It's because you have a return
statement in your finally
block - so the IOException
is not actually going to be thrown out of your getCount()
method. If a finally
block completes abruptly (i.e. it throws an exception or has a return statement), that is the way that the whole try/finally or try/catch/finally block completes.
From JLS section 14.20.2:
If execution of the try block completes abruptly because of a throw of a value V, then there is a choice:
- ...
- If the finally block completes abruptly for reason S, then the try statement completes abruptly for reason S (and the throw of value V is discarded and forgotten).

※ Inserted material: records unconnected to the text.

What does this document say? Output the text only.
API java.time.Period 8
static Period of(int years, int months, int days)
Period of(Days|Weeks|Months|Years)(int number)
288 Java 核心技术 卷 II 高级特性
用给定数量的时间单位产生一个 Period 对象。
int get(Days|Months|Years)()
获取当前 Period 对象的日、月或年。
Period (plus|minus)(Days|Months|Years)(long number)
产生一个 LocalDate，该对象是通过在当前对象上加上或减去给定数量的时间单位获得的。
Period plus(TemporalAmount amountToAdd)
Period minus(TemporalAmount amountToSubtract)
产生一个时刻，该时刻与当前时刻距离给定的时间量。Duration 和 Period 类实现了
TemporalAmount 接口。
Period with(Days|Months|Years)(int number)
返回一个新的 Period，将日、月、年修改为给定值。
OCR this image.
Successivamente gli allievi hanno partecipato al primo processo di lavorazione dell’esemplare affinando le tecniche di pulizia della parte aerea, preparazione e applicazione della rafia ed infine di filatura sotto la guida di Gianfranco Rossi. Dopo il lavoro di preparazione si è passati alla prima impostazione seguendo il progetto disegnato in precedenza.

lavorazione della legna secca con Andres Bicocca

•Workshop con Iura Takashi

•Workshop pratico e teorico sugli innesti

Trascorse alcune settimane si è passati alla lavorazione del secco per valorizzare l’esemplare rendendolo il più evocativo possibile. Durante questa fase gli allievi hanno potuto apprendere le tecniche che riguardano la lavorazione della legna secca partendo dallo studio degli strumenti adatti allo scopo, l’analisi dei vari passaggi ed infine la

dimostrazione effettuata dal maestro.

And from section 11.2.2 (exception analysis of statements) - emphasis is mine:
A try statement (§14.20) can throw an exception class E iff either:
- The try block can throw E, or an expression used to initialize a resource (in a try-with-resources statement) can throw E, or the automatic invocation of the close() method of a resource (in a try-with-resources statement) can throw E, and E is not assignment compatible with any catchable exception class of any catch clause of the try statement, and either no finally block is present or the finally block can complete normally
- ...
In your case, the finally block cannot complete normally (i.e. get to the closing brace) due to the return statement, so the result of the analysis of the try statement is that it cannot throw the exception.
If you move the return 10;
to after the finally
block, you'll get the error you expected.